A few hours back I received an urgent SOS e-mail message supposedly from a colleague of mine in the government. The message had come from her personal hotmail account and was signed her full real name. It read:
"Hello, I am in England for a seminar. I lost my wallet and am in urgent need of money to settle my hotel bill and other things. Can you urgently send me 2000 GB Pounds? When you reply to this mail I'll tell details of how to transfer the money…"
For a moment I thought this was a genuine message. Since the lady was a close friend and a very respectable person, I was thinking of how to send the money as soon as possible. In the process I had a second look at the message. It was then that I noticed two things wrong with it. One, the message simply started with 'hello' without my name. Two, if she was in urgent need of money why didn't she write transfer details in the original message? That would have saved time.

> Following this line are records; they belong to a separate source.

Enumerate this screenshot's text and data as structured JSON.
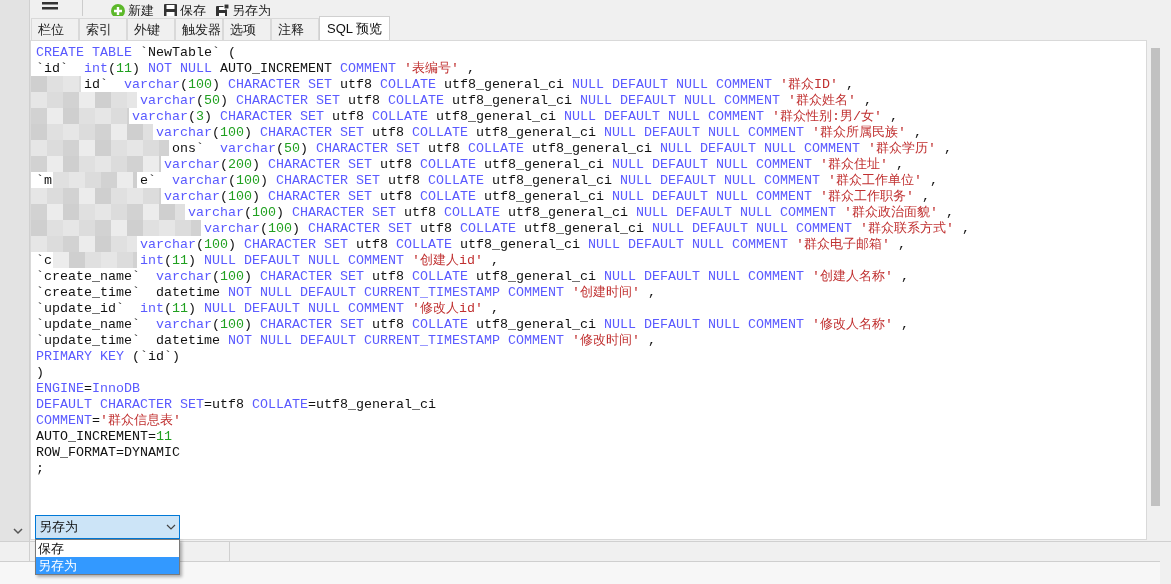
{
  "toolbar": {
    "items": [
      {
        "label": "新建",
        "kind": "new"
      },
      {
        "label": "保存",
        "kind": "save"
      },
      {
        "label": "另存为",
        "kind": "saveas"
      }
    ]
  },
  "tabs": [
    {
      "label": "栏位",
      "selected": false
    },
    {
      "label": "索引",
      "selected": false
    },
    {
      "label": "外键",
      "selected": false
    },
    {
      "label": "触发器",
      "selected": false
    },
    {
      "label": "选项",
      "selected": false
    },
    {
      "label": "注释",
      "selected": false
    },
    {
      "label": "SQL 预览",
      "selected": true
    }
  ],
  "sql_lines": [
    {
      "tokens": [
        {
          "kind": "kw",
          "text": "CREATE TABLE"
        },
        {
          "kind": "id",
          "text": " `NewTable` ("
        }
      ]
    },
    {
      "tokens": [
        {
          "kind": "id",
          "text": "`id`  "
        },
        {
          "kind": "kw",
          "text": "int"
        },
        {
          "kind": "id",
          "text": "("
        },
        {
          "kind": "num",
          "text": "11"
        },
        {
          "kind": "id",
          "text": ") "
        },
        {
          "kind": "kw",
          "text": "NOT NULL"
        },
        {
          "kind": "id",
          "text": " AUTO_INCREMENT "
        },
        {
          "kind": "kw",
          "text": "COMMENT"
        },
        {
          "kind": "str",
          "text": " '表编号'"
        },
        {
          "kind": "id",
          "text": " ,"
        }
      ]
    },
    {
      "tokens": [
        {
          "kind": "id",
          "text": "id`  "
        },
        {
          "kind": "kw",
          "text": "varchar"
        },
        {
          "kind": "id",
          "text": "("
        },
        {
          "kind": "num",
          "text": "100"
        },
        {
          "kind": "id",
          "text": ") "
        },
        {
          "kind": "kw",
          "text": "CHARACTER SET"
        },
        {
          "kind": "id",
          "text": " utf8 "
        },
        {
          "kind": "kw",
          "text": "COLLATE"
        },
        {
          "kind": "id",
          "text": " utf8_general_ci "
        },
        {
          "kind": "kw",
          "text": "NULL DEFAULT NULL COMMENT"
        },
        {
          "kind": "str",
          "text": " '群众ID'"
        },
        {
          "kind": "id",
          "text": " ,"
        }
      ]
    },
    {
      "tokens": [
        {
          "kind": "kw",
          "text": "varchar"
        },
        {
          "kind": "id",
          "text": "("
        },
        {
          "kind": "num",
          "text": "50"
        },
        {
          "kind": "id",
          "text": ") "
        },
        {
          "kind": "kw",
          "text": "CHARACTER SET"
        },
        {
          "kind": "id",
          "text": " utf8 "
        },
        {
          "kind": "kw",
          "text": "COLLATE"
        },
        {
          "kind": "id",
          "text": " utf8_general_ci "
        },
        {
          "kind": "kw",
          "text": "NULL DEFAULT NULL COMMENT"
        },
        {
          "kind": "str",
          "text": " '群众姓名'"
        },
        {
          "kind": "id",
          "text": " ,"
        }
      ]
    },
    {
      "tokens": [
        {
          "kind": "kw",
          "text": "varchar"
        },
        {
          "kind": "id",
          "text": "("
        },
        {
          "kind": "num",
          "text": "3"
        },
        {
          "kind": "id",
          "text": ") "
        },
        {
          "kind": "kw",
          "text": "CHARACTER SET"
        },
        {
          "kind": "id",
          "text": " utf8 "
        },
        {
          "kind": "kw",
          "text": "COLLATE"
        },
        {
          "kind": "id",
          "text": " utf8_general_ci "
        },
        {
          "kind": "kw",
          "text": "NULL DEFAULT NULL COMMENT"
        },
        {
          "kind": "str",
          "text": " '群众性别:男/女'"
        },
        {
          "kind": "id",
          "text": " ,"
        }
      ]
    },
    {
      "tokens": [
        {
          "kind": "kw",
          "text": "varchar"
        },
        {
          "kind": "id",
          "text": "("
        },
        {
          "kind": "num",
          "text": "100"
        },
        {
          "kind": "id",
          "text": ") "
        },
        {
          "kind": "kw",
          "text": "CHARACTER SET"
        },
        {
          "kind": "id",
          "text": " utf8 "
        },
        {
          "kind": "kw",
          "text": "COLLATE"
        },
        {
          "kind": "id",
          "text": " utf8_general_ci "
        },
        {
          "kind": "kw",
          "text": "NULL DEFAULT NULL COMMENT"
        },
        {
          "kind": "str",
          "text": " '群众所属民族'"
        },
        {
          "kind": "id",
          "text": " ,"
        }
      ]
    },
    {
      "tokens": [
        {
          "kind": "id",
          "text": "ons`  "
        },
        {
          "kind": "kw",
          "text": "varchar"
        },
        {
          "kind": "id",
          "text": "("
        },
        {
          "kind": "num",
          "text": "50"
        },
        {
          "kind": "id",
          "text": ") "
        },
        {
          "kind": "kw",
          "text": "CHARACTER SET"
        },
        {
          "kind": "id",
          "text": " utf8 "
        },
        {
          "kind": "kw",
          "text": "COLLATE"
        },
        {
          "kind": "id",
          "text": " utf8_general_ci "
        },
        {
          "kind": "kw",
          "text": "NULL DEFAULT NULL COMMENT"
        },
        {
          "kind": "str",
          "text": " '群众学历'"
        },
        {
          "kind": "id",
          "text": " ,"
        }
      ]
    },
    {
      "tokens": [
        {
          "kind": "kw",
          "text": "varchar"
        },
        {
          "kind": "id",
          "text": "("
        },
        {
          "kind": "num",
          "text": "200"
        },
        {
          "kind": "id",
          "text": ") "
        },
        {
          "kind": "kw",
          "text": "CHARACTER SET"
        },
        {
          "kind": "id",
          "text": " utf8 "
        },
        {
          "kind": "kw",
          "text": "COLLATE"
        },
        {
          "kind": "id",
          "text": " utf8_general_ci "
        },
        {
          "kind": "kw",
          "text": "NULL DEFAULT NULL COMMENT"
        },
        {
          "kind": "str",
          "text": " '群众住址'"
        },
        {
          "kind": "id",
          "text": " ,"
        }
      ]
    },
    {
      "lead": [
        {
          "kind": "id",
          "text": "`m"
        }
      ],
      "tokens": [
        {
          "kind": "id",
          "text": "e`  "
        },
        {
          "kind": "kw",
          "text": "varchar"
        },
        {
          "kind": "id",
          "text": "("
        },
        {
          "kind": "num",
          "text": "100"
        },
        {
          "kind": "id",
          "text": ") "
        },
        {
          "kind": "kw",
          "text": "CHARACTER SET"
        },
        {
          "kind": "id",
          "text": " utf8 "
        },
        {
          "kind": "kw",
          "text": "COLLATE"
        },
        {
          "kind": "id",
          "text": " utf8_general_ci "
        },
        {
          "kind": "kw",
          "text": "NULL DEFAULT NULL COMMENT"
        },
        {
          "kind": "str",
          "text": " '群众工作单位'"
        },
        {
          "kind": "id",
          "text": " ,"
        }
      ]
    },
    {
      "tokens": [
        {
          "kind": "kw",
          "text": "varchar"
        },
        {
          "kind": "id",
          "text": "("
        },
        {
          "kind": "num",
          "text": "100"
        },
        {
          "kind": "id",
          "text": ") "
        },
        {
          "kind": "kw",
          "text": "CHARACTER SET"
        },
        {
          "kind": "id",
          "text": " utf8 "
        },
        {
          "kind": "kw",
          "text": "COLLATE"
        },
        {
          "kind": "id",
          "text": " utf8_general_ci "
        },
        {
          "kind": "kw",
          "text": "NULL DEFAULT NULL COMMENT"
        },
        {
          "kind": "str",
          "text": " '群众工作职务'"
        },
        {
          "kind": "id",
          "text": " ,"
        }
      ]
    },
    {
      "tokens": [
        {
          "kind": "kw",
          "text": "varchar"
        },
        {
          "kind": "id",
          "text": "("
        },
        {
          "kind": "num",
          "text": "100"
        },
        {
          "kind": "id",
          "text": ") "
        },
        {
          "kind": "kw",
          "text": "CHARACTER SET"
        },
        {
          "kind": "id",
          "text": " utf8 "
        },
        {
          "kind": "kw",
          "text": "COLLATE"
        },
        {
          "kind": "id",
          "text": " utf8_general_ci "
        },
        {
          "kind": "kw",
          "text": "NULL DEFAULT NULL COMMENT"
        },
        {
          "kind": "str",
          "text": " '群众政治面貌'"
        },
        {
          "kind": "id",
          "text": " ,"
        }
      ]
    },
    {
      "tokens": [
        {
          "kind": "kw",
          "text": "varchar"
        },
        {
          "kind": "id",
          "text": "("
        },
        {
          "kind": "num",
          "text": "100"
        },
        {
          "kind": "id",
          "text": ") "
        },
        {
          "kind": "kw",
          "text": "CHARACTER SET"
        },
        {
          "kind": "id",
          "text": " utf8 "
        },
        {
          "kind": "kw",
          "text": "COLLATE"
        },
        {
          "kind": "id",
          "text": " utf8_general_ci "
        },
        {
          "kind": "kw",
          "text": "NULL DEFAULT NULL COMMENT"
        },
        {
          "kind": "str",
          "text": " '群众联系方式'"
        },
        {
          "kind": "id",
          "text": " ,"
        }
      ]
    },
    {
      "tokens": [
        {
          "kind": "kw",
          "text": "varchar"
        },
        {
          "kind": "id",
          "text": "("
        },
        {
          "kind": "num",
          "text": "100"
        },
        {
          "kind": "id",
          "text": ") "
        },
        {
          "kind": "kw",
          "text": "CHARACTER SET"
        },
        {
          "kind": "id",
          "text": " utf8 "
        },
        {
          "kind": "kw",
          "text": "COLLATE"
        },
        {
          "kind": "id",
          "text": " utf8_general_ci "
        },
        {
          "kind": "kw",
          "text": "NULL DEFAULT NULL COMMENT"
        },
        {
          "kind": "str",
          "text": " '群众电子邮箱'"
        },
        {
          "kind": "id",
          "text": " ,"
        }
      ]
    },
    {
      "lead": [
        {
          "kind": "id",
          "text": "`c"
        }
      ],
      "tokens": [
        {
          "kind": "kw",
          "text": "int"
        },
        {
          "kind": "id",
          "text": "("
        },
        {
          "kind": "num",
          "text": "11"
        },
        {
          "kind": "id",
          "text": ") "
        },
        {
          "kind": "kw",
          "text": "NULL DEFAULT NULL COMMENT"
        },
        {
          "kind": "str",
          "text": " '创建人id'"
        },
        {
          "kind": "id",
          "text": " ,"
        }
      ]
    },
    {
      "tokens": [
        {
          "kind": "id",
          "text": "`create_name`  "
        },
        {
          "kind": "kw",
          "text": "varchar"
        },
        {
          "kind": "id",
          "text": "("
        },
        {
          "kind": "num",
          "text": "100"
        },
        {
          "kind": "id",
          "text": ") "
        },
        {
          "kind": "kw",
          "text": "CHARACTER SET"
        },
        {
          "kind": "id",
          "text": " utf8 "
        },
        {
          "kind": "kw",
          "text": "COLLATE"
        },
        {
          "kind": "id",
          "text": " utf8_general_ci "
        },
        {
          "kind": "kw",
          "text": "NULL DEFAULT NULL COMMENT"
        },
        {
          "kind": "str",
          "text": " '创建人名称'"
        },
        {
          "kind": "id",
          "text": " ,"
        }
      ]
    },
    {
      "tokens": [
        {
          "kind": "id",
          "text": "`create_time`  datetime "
        },
        {
          "kind": "kw",
          "text": "NOT NULL DEFAULT CURRENT_TIMESTAMP COMMENT"
        },
        {
          "kind": "str",
          "text": " '创建时间'"
        },
        {
          "kind": "id",
          "text": " ,"
        }
      ]
    },
    {
      "tokens": [
        {
          "kind": "id",
          "text": "`update_id`  "
        },
        {
          "kind": "kw",
          "text": "int"
        },
        {
          "kind": "id",
          "text": "("
        },
        {
          "kind": "num",
          "text": "11"
        },
        {
          "kind": "id",
          "text": ") "
        },
        {
          "kind": "kw",
          "text": "NULL DEFAULT NULL COMMENT"
        },
        {
          "kind": "str",
          "text": " '修改人id'"
        },
        {
          "kind": "id",
          "text": " ,"
        }
      ]
    },
    {
      "tokens": [
        {
          "kind": "id",
          "text": "`update_name`  "
        },
        {
          "kind": "kw",
          "text": "varchar"
        },
        {
          "kind": "id",
          "text": "("
        },
        {
          "kind": "num",
          "text": "100"
        },
        {
          "kind": "id",
          "text": ") "
        },
        {
          "kind": "kw",
          "text": "CHARACTER SET"
        },
        {
          "kind": "id",
          "text": " utf8 "
        },
        {
          "kind": "kw",
          "text": "COLLATE"
        },
        {
          "kind": "id",
          "text": " utf8_general_ci "
        },
        {
          "kind": "kw",
          "text": "NULL DEFAULT NULL COMMENT"
        },
        {
          "kind": "str",
          "text": " '修改人名称'"
        },
        {
          "kind": "id",
          "text": " ,"
        }
      ]
    },
    {
      "tokens": [
        {
          "kind": "id",
          "text": "`update_time`  datetime "
        },
        {
          "kind": "kw",
          "text": "NOT NULL DEFAULT CURRENT_TIMESTAMP COMMENT"
        },
        {
          "kind": "str",
          "text": " '修改时间'"
        },
        {
          "kind": "id",
          "text": " ,"
        }
      ]
    },
    {
      "tokens": [
        {
          "kind": "kw",
          "text": "PRIMARY KEY"
        },
        {
          "kind": "id",
          "text": " (`id`)"
        }
      ]
    },
    {
      "tokens": [
        {
          "kind": "id",
          "text": ")"
        }
      ]
    },
    {
      "tokens": [
        {
          "kind": "kw",
          "text": "ENGINE"
        },
        {
          "kind": "id",
          "text": "="
        },
        {
          "kind": "kw",
          "text": "InnoDB"
        }
      ]
    },
    {
      "tokens": [
        {
          "kind": "kw",
          "text": "DEFAULT CHARACTER SET"
        },
        {
          "kind": "id",
          "text": "=utf8 "
        },
        {
          "kind": "kw",
          "text": "COLLATE"
        },
        {
          "kind": "id",
          "text": "=utf8_general_ci"
        }
      ]
    },
    {
      "tokens": [
        {
          "kind": "kw",
          "text": "COMMENT"
        },
        {
          "kind": "id",
          "text": "="
        },
        {
          "kind": "str",
          "text": "'群众信息表'"
        }
      ]
    },
    {
      "tokens": [
        {
          "kind": "id",
          "text": "AUTO_INCREMENT="
        },
        {
          "kind": "num",
          "text": "11"
        }
      ]
    },
    {
      "tokens": [
        {
          "kind": "id",
          "text": "ROW_FORMAT=DYNAMIC"
        }
      ]
    },
    {
      "tokens": [
        {
          "kind": "id",
          "text": ";"
        }
      ]
    }
  ],
  "save_dropdown": {
    "value": "另存为",
    "options": [
      {
        "label": "保存",
        "selected": false
      },
      {
        "label": "另存为",
        "selected": true
      }
    ]
  }
}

These two things were telltale signs of junk or fraud mail. So I decided to telephone her to see if she was really in the UK. I dialed her home number in Male (not mobile) and she took the phone at the second ring. She was shocked to hear the story.
These days a lot of hackers get into people's accounts and do all sorts of crazy things. One of the commonest ways of doing this is to lure unwary victims to submit e-mail account details to bogus questionnaire forms. Of course there are many new innovations and methods. We can't be too careful.